# Retrotec Tandem goodness



## Octane (Mar 16, 2004)

I borrowed Curtis Inglis' Retrotec Tandem for the IMBA Ales & Trails event at China Camp last Saturday. The words, "You break it, you buy it," echoed through my head between the moments of glee. I can only imagine the retail value of a frame such as this, possibly exceeding the cost of 2 of his custom frames.

This is the first time that my girlfriend and I have rode a tandem. She learns to relax and not fight me when I'm trying to lean through turns. To my surprise, we navigate more than half of the tight switchbacks.

The feel of the steel frame was amazing. It was very compliant, almost like a big leaf spring. Plus the WTB tires are 2.4" in size, and the custom-tuned White Brothers front fork provides about 5" of travel. Overall, the ride was very smooth and comfortable. The bike handled great, and has an impressive steering radius for such a huge bike; I still can't believe we made some of those switchbacks.

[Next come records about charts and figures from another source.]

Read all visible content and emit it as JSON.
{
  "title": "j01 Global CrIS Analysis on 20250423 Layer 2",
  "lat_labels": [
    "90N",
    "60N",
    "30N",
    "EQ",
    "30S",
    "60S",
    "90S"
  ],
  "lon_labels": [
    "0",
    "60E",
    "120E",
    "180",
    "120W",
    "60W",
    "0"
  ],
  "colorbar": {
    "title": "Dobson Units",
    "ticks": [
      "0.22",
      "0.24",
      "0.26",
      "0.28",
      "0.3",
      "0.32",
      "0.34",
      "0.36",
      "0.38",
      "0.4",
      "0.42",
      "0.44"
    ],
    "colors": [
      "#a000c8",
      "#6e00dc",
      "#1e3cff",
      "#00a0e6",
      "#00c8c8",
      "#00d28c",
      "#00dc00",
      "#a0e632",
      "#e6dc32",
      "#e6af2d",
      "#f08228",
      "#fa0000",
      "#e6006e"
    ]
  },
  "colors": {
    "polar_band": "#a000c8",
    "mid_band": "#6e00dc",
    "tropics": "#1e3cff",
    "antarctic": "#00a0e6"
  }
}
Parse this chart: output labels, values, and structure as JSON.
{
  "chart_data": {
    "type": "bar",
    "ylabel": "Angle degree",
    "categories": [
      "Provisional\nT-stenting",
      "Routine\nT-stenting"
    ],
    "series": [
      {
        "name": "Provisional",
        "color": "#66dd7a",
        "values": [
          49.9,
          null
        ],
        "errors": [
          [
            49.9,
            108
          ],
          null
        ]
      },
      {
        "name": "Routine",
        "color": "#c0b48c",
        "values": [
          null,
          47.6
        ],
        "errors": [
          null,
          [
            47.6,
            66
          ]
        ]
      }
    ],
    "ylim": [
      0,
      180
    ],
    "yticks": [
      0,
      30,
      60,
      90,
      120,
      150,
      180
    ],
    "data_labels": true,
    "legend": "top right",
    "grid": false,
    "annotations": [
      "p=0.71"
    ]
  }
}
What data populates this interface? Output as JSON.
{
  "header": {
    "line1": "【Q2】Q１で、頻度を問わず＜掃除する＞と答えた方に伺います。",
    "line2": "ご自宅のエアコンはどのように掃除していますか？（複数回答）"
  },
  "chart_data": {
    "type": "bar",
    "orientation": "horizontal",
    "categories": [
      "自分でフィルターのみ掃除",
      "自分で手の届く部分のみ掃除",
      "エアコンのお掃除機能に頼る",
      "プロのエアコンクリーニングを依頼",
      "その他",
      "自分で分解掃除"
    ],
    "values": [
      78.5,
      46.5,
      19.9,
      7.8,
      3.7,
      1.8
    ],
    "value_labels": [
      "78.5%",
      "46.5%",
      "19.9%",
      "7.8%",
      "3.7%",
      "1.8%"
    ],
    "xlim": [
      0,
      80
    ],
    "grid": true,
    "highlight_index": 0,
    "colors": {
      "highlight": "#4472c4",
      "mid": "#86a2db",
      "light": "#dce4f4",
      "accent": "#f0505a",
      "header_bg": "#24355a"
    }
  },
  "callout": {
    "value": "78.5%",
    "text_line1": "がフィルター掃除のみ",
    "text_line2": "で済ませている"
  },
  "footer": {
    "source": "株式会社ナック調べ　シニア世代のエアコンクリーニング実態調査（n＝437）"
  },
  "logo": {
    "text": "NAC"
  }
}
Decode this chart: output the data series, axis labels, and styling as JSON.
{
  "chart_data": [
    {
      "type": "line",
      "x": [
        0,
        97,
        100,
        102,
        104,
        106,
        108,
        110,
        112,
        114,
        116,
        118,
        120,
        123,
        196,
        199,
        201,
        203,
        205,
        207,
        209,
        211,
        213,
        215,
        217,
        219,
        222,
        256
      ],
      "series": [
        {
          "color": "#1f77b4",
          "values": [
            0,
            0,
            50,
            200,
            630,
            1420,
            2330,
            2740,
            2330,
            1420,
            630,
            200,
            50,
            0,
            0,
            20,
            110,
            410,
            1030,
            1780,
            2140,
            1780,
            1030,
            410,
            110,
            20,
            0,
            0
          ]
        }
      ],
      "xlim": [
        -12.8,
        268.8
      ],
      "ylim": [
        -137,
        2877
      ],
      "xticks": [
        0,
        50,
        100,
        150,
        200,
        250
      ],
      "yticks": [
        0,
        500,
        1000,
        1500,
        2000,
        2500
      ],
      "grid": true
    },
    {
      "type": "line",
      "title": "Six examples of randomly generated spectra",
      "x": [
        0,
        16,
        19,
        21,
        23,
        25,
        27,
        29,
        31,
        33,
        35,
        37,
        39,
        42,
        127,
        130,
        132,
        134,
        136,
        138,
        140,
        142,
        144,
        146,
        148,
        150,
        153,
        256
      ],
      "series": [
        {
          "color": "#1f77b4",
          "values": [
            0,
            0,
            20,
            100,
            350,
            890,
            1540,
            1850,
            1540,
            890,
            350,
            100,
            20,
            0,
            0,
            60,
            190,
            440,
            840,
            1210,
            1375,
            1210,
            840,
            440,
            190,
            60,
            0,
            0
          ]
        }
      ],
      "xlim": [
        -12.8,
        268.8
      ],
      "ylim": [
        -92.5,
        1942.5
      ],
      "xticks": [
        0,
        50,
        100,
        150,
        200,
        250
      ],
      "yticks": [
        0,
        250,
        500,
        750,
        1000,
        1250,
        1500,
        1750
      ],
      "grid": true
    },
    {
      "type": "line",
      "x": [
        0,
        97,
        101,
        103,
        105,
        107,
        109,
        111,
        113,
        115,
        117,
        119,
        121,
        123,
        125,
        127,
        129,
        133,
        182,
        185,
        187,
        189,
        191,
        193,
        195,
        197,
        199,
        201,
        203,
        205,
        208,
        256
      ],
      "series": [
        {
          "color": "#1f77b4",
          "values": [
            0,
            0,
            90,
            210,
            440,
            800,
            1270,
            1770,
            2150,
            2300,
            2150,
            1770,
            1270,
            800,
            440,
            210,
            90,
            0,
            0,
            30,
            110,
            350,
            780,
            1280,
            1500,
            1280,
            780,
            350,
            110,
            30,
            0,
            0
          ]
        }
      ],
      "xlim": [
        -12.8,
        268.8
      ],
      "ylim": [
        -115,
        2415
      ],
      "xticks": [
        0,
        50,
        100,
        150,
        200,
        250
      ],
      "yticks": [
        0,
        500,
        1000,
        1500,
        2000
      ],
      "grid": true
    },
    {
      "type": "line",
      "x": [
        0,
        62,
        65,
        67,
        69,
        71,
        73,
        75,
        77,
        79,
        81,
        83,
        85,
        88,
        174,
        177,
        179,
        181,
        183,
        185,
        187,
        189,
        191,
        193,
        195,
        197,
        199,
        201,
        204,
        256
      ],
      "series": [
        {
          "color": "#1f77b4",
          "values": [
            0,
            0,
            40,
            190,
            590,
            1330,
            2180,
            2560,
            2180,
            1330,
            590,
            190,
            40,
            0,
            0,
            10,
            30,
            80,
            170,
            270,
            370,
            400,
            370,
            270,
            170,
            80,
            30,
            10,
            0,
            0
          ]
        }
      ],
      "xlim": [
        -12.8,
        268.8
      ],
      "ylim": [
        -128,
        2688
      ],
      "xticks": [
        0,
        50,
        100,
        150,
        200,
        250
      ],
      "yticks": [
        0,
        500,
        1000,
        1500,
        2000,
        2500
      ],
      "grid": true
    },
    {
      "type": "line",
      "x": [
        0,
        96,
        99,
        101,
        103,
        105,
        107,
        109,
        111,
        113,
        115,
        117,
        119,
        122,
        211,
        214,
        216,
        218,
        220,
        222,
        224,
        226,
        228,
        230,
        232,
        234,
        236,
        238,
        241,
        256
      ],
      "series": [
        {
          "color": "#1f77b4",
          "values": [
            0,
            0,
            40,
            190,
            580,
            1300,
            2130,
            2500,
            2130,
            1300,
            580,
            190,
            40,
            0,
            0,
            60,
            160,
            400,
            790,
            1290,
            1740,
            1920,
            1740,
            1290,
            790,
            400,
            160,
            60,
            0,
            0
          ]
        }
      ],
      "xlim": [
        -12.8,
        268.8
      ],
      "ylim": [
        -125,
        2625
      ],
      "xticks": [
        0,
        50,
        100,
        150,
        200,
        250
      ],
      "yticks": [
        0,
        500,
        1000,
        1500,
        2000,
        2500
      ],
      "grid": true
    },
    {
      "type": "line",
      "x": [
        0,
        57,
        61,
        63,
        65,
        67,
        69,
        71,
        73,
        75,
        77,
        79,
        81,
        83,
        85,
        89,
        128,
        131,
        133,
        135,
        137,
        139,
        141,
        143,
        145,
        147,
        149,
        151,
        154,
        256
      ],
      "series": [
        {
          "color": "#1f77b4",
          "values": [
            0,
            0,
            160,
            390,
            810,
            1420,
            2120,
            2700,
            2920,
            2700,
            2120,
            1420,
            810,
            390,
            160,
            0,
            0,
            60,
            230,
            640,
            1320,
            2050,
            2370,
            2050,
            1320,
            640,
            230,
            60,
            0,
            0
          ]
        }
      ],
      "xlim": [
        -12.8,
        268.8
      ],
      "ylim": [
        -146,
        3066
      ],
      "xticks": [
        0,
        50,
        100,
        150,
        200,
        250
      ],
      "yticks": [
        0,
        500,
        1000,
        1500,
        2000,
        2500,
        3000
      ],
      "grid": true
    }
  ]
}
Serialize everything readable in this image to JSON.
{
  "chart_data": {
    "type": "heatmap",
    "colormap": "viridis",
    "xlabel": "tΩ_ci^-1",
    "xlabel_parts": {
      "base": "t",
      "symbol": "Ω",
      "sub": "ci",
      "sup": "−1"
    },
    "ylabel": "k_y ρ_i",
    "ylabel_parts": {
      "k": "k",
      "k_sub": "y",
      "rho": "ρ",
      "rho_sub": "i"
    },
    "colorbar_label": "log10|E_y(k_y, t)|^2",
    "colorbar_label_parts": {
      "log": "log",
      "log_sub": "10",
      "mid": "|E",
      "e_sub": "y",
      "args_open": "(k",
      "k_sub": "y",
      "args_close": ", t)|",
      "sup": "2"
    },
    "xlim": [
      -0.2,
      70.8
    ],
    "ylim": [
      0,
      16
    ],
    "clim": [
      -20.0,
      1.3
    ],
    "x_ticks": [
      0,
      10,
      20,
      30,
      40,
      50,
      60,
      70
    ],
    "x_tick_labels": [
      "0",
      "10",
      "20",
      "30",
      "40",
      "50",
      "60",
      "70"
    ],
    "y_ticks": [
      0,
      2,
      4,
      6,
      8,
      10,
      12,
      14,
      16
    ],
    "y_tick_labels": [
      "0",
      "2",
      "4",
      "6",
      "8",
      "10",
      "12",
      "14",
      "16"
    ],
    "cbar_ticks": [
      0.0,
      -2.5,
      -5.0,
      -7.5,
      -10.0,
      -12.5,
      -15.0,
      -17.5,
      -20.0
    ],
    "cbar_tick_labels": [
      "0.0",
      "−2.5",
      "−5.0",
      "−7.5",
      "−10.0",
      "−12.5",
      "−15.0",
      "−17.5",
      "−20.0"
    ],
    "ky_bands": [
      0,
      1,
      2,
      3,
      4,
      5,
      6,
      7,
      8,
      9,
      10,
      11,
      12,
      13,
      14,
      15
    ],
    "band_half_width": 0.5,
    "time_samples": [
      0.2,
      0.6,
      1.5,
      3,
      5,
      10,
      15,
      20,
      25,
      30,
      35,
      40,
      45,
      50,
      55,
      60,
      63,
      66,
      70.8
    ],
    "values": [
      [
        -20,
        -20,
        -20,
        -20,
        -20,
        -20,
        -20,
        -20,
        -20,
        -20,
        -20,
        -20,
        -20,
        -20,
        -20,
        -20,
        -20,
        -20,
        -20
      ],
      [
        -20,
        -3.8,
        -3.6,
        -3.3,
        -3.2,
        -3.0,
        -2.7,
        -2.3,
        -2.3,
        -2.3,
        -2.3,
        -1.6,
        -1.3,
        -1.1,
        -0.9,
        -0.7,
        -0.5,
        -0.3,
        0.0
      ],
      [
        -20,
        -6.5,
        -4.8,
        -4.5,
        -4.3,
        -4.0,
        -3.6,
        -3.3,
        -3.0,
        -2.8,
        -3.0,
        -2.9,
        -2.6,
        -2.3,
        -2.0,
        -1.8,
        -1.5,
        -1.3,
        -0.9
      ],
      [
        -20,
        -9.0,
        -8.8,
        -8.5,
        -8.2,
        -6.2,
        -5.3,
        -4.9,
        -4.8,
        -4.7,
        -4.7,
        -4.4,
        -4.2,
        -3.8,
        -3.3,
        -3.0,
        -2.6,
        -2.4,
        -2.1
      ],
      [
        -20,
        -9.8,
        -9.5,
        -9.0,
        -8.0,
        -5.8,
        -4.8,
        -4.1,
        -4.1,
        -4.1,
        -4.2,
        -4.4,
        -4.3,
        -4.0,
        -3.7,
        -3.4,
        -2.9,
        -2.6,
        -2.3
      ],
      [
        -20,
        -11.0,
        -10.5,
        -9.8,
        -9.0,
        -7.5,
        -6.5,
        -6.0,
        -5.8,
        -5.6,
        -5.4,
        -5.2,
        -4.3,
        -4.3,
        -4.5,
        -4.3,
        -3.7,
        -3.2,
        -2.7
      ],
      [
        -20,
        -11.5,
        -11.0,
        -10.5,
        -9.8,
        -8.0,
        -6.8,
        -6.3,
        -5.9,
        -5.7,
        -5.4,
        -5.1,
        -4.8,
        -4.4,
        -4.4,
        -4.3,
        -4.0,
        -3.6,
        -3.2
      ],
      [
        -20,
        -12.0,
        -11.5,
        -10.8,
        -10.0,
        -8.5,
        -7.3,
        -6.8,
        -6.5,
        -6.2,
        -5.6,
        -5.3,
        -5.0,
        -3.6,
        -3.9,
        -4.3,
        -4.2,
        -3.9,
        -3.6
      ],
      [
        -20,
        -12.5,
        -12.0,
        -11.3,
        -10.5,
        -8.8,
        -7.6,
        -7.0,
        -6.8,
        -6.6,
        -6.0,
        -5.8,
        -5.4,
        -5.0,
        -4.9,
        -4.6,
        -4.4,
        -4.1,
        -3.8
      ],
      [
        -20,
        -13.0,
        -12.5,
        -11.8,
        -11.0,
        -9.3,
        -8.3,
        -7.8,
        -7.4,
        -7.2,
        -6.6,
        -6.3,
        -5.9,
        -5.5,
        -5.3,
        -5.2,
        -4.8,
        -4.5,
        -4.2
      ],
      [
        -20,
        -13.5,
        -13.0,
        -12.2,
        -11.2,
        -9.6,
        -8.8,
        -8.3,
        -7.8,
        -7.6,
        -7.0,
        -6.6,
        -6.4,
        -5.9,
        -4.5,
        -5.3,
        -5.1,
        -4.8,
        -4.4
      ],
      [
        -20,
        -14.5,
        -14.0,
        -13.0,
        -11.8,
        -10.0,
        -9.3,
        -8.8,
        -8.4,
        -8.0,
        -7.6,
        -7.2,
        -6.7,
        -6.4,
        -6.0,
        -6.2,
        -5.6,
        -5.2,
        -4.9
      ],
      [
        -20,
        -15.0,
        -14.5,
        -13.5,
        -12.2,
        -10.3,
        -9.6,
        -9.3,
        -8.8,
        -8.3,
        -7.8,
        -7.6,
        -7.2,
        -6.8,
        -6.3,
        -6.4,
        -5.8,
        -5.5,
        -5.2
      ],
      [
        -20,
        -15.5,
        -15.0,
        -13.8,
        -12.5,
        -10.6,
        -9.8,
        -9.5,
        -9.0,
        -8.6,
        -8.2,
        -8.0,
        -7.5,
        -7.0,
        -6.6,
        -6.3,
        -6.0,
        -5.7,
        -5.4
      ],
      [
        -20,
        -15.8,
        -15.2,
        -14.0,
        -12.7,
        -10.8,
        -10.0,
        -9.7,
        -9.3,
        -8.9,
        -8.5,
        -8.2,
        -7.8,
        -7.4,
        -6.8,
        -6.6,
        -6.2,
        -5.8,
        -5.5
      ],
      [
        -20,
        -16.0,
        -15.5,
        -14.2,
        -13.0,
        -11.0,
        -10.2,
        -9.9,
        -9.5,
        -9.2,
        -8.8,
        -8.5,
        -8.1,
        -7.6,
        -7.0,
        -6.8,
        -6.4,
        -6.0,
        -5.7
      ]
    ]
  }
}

We ended up also taking the bike out to Rockville and the Marin Headlands while we had it. I can think of several more places I'd like to try to ride the Retrotec Tandem. Unfortunately I need to wipe it down today and return it to its maker. A little voice in my head now asks rhetorically, "I wonder if he'd notice it's missing."

Interested in a custom bike like this? You can find out more about the bikes that Curtis Inglis makes on his web page, www.ingliscycles.com

-Brad


----------



## ahb (Apr 28, 2005)

sick, isn't it? I've been on the back of that bike. To my surprise, riding on the back is a blast. Those tandems totally surprise me in their ability to conquer terrain that doesn't seem possible given their sheer size. I was totally blown away the first time I saw that bike on a ride, and then again when I got a ride on the back.


----------